Sometimes politicians make incredible statements that leave you speechless. The latest one I heard was Thursday on a MEP election television debate on YLE Fem, the Swedish-language television channel.
Said Perussuomalaiset (PS) chairman Timo Soini: “Is it morally right to leave one’s homeland during ever-difficult times or should one stay put and fight for justice? Would it have been right to leave the country when Finland was at war? Fighting for the fatherland was the right decision.”
If we look at Nigel Farage of the Ukip, who is Soini’s close ideological ally and who is ratcheting up anti-immigration and anti-EU sentiment to lure voters in the United Kingdom on May 25, there’s very little difference between both politicians. The only difference is the cultural and national context. If Farage lived in Finland he’d speak like Soini and vice versa.

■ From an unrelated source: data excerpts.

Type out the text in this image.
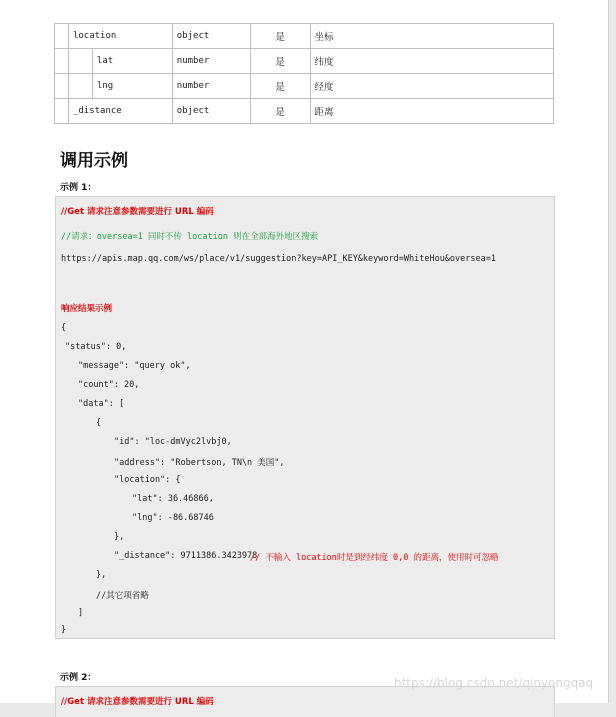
	location		object	是	坐标
		lat	number	是	纬度
		lng	number	是	经度
	_distance		object	是	距离
调用示例
示例 1：
//Get 请求注意参数需要进行 URL 编码
//请求：oversea=1 同时不传 location 则在全部海外地区搜索
https://apis.map.qq.com/ws/place/v1/suggestion?key=API_KEY&keyword=WhiteHou&oversea=1
响应结果示例
{
"status": 0,
"message": "query ok",
"count": 20,
"data": [
{
"id": "loc-dmVyc2lvbj0,
"address": "Robertson, TN\n 美国",
"location": {
"lat": 36.46866,
"lng": -86.68746
},
"_distance": 9711386.3423978
// 不输入 location时是到经纬度 0,0 的距离，使用时可忽略
},
//其它项省略
]
}
示例 2：
//Get 请求注意参数需要进行 URL 编码
https://blog.csdn.net/qinyongqaq
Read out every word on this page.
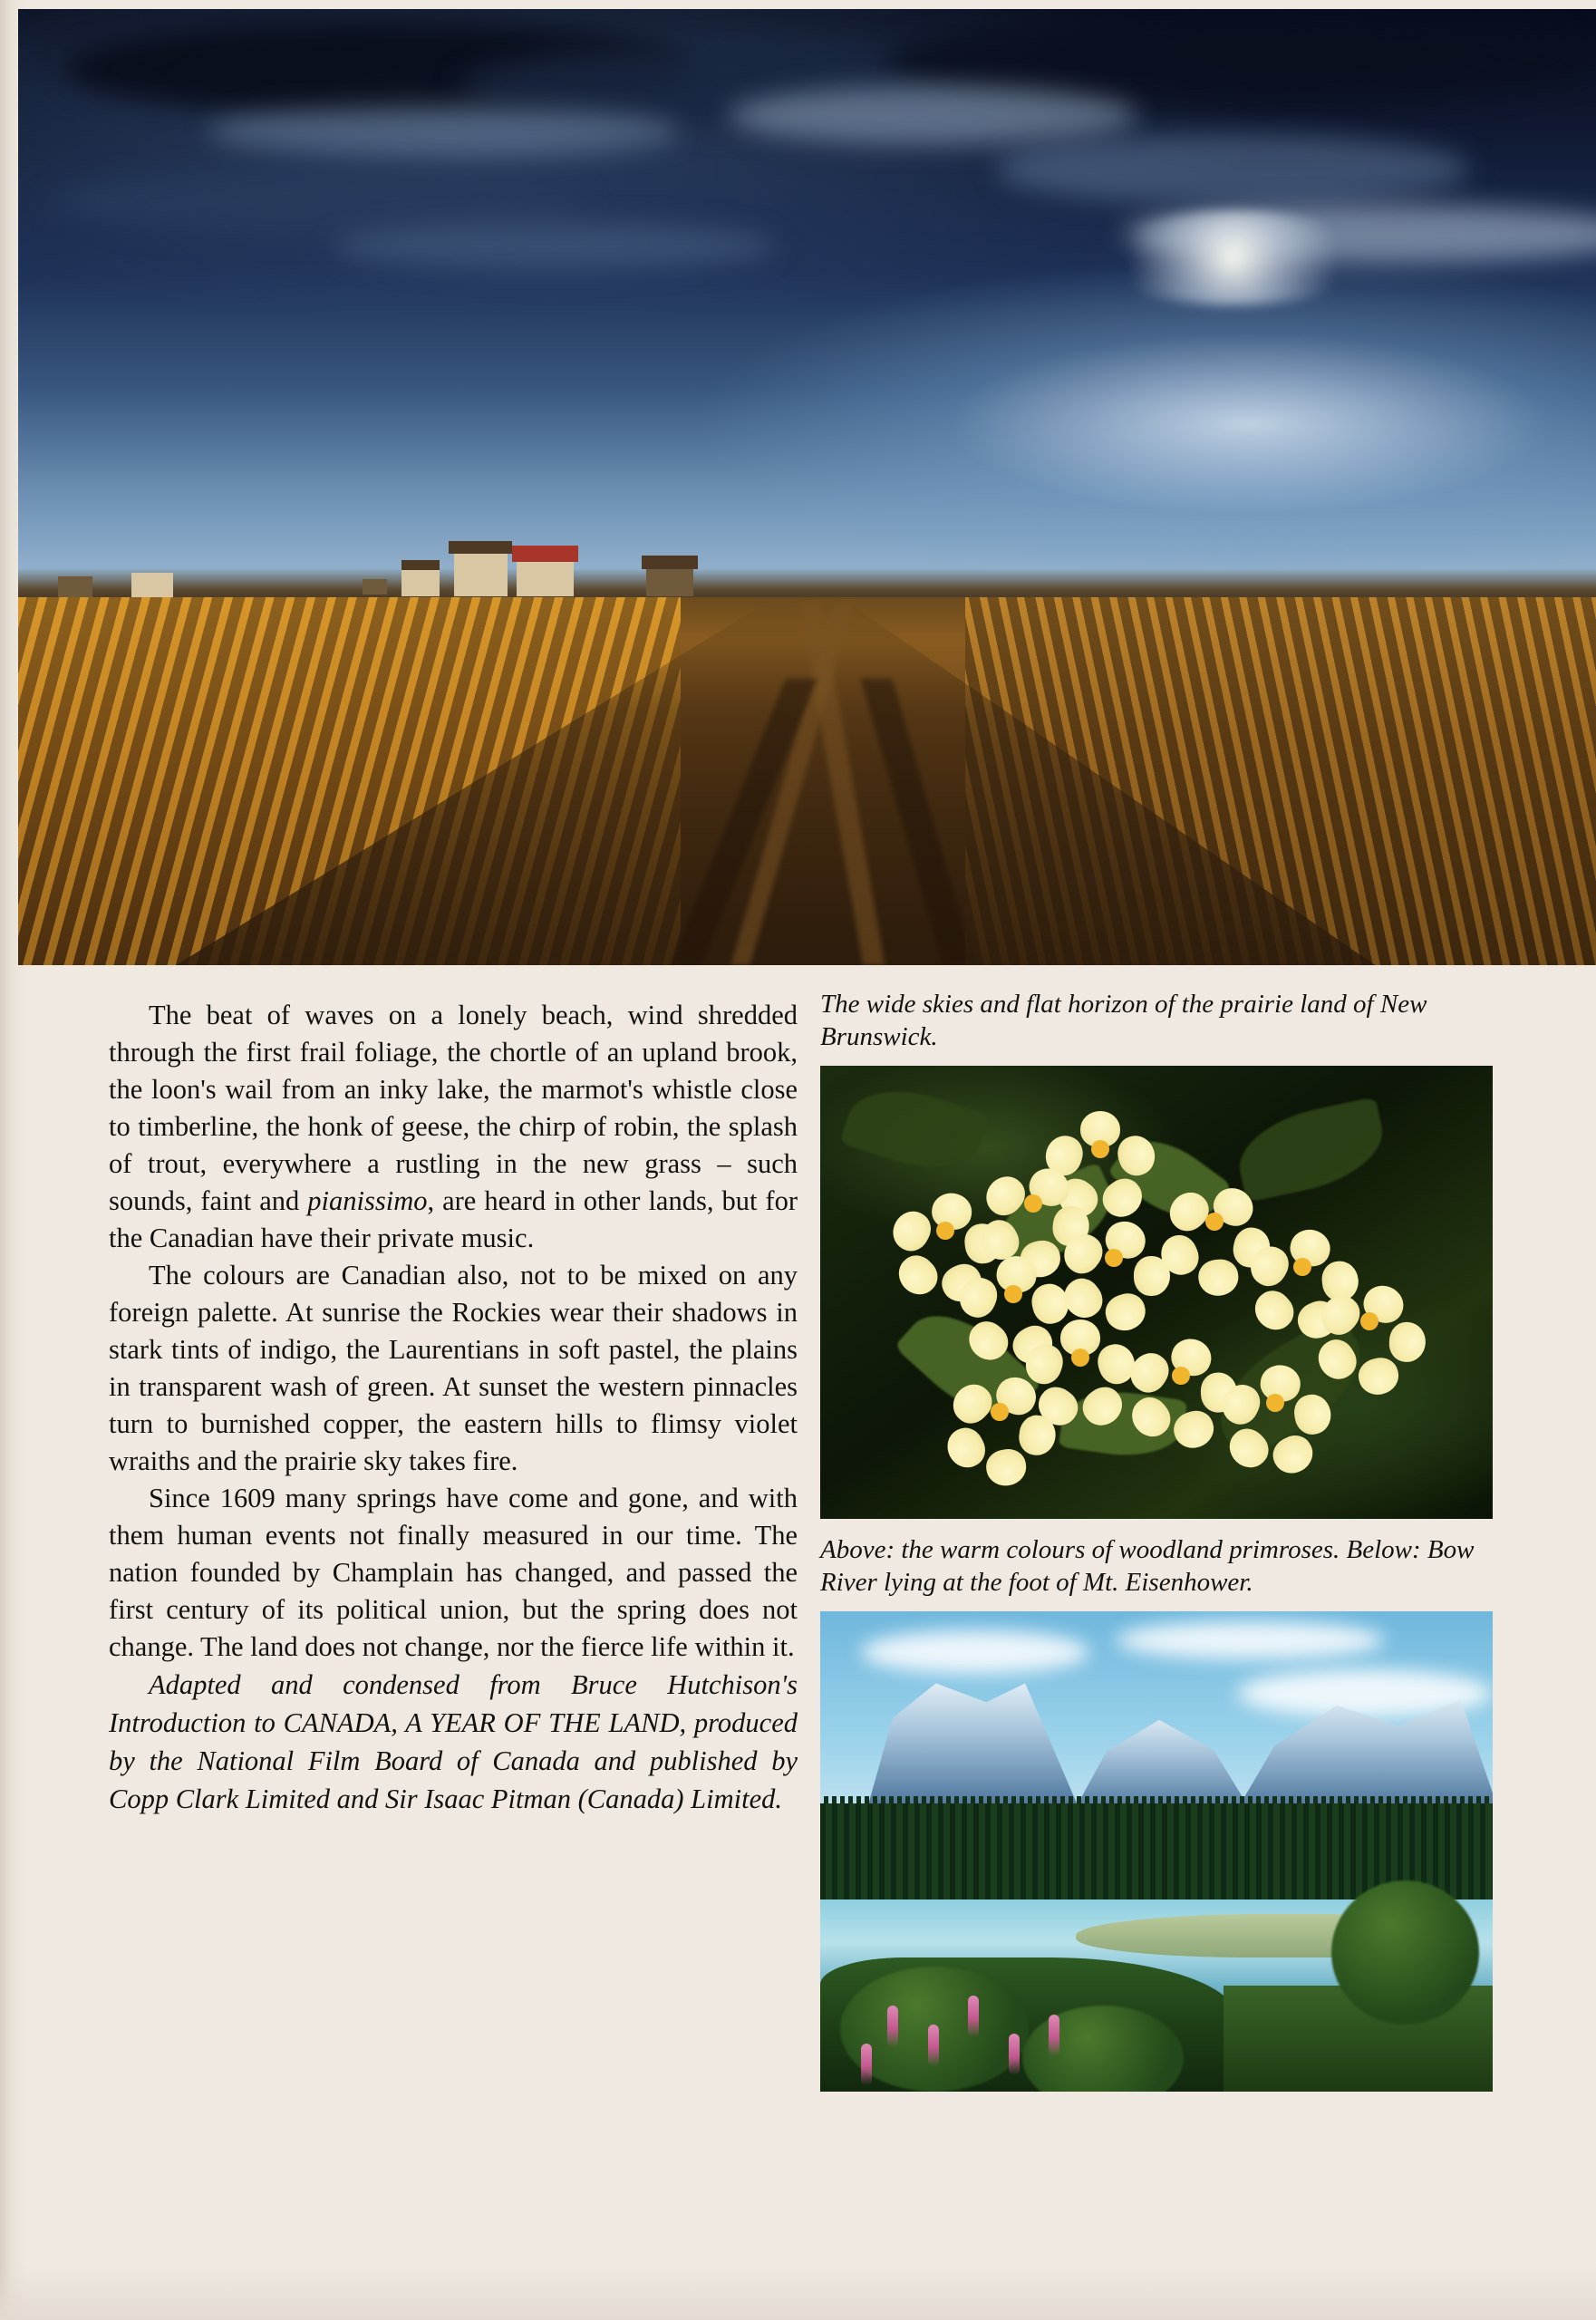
The beat of waves on a lonely beach, wind shredded through the first frail foliage, the chortle of an upland brook, the loon's wail from an inky lake, the marmot's whistle close to timberline, the honk of geese, the chirp of robin, the splash of trout, everywhere a rustling in the new grass – such sounds, faint and pianissimo, are heard in other lands, but for the Canadian have their private music.

The colours are Canadian also, not to be mixed on any foreign palette. At sunrise the Rockies wear their shadows in stark tints of indigo, the Laurentians in soft pastel, the plains in transparent wash of green. At sunset the western pinnacles turn to burnished copper, the eastern hills to flimsy violet wraiths and the prairie sky takes fire.

Since 1609 many springs have come and gone, and with them human events not finally measured in our time. The nation founded by Champlain has changed, and passed the first century of its political union, but the spring does not change. The land does not change, nor the fierce life within it.

Adapted and condensed from Bruce Hutchison's Introduction to CANADA, A YEAR OF THE LAND, produced by the National Film Board of Canada and published by Copp Clark Limited and Sir Isaac Pitman (Canada) Limited.

The wide skies and flat horizon of the prairie land of New Brunswick.
Above: the warm colours of woodland primroses. Below: Bow River lying at the foot of Mt. Eisenhower.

Read full story (in Finnish) here.
To understand what Soini said on YLE Fem, we should turn briefly our attention to Syria and ask refugees there why they’re fleeing to refugee camps.
Soini’s knowledge of history is blurred as well. How many Finns left this country after the 1918 Civil War? Why did so many Reds move to the United States and Canada?
Why did my great grandfather, Dante Tessieri, an anarchist, leave Italy in the 1890s after he was accused of being part of a suspected assassination plot against Humbert I
Soini’s shows the conservative populist politician for what he is: A greedy and opportunistic politician who would care less for the suffering of others, including his own countrymen.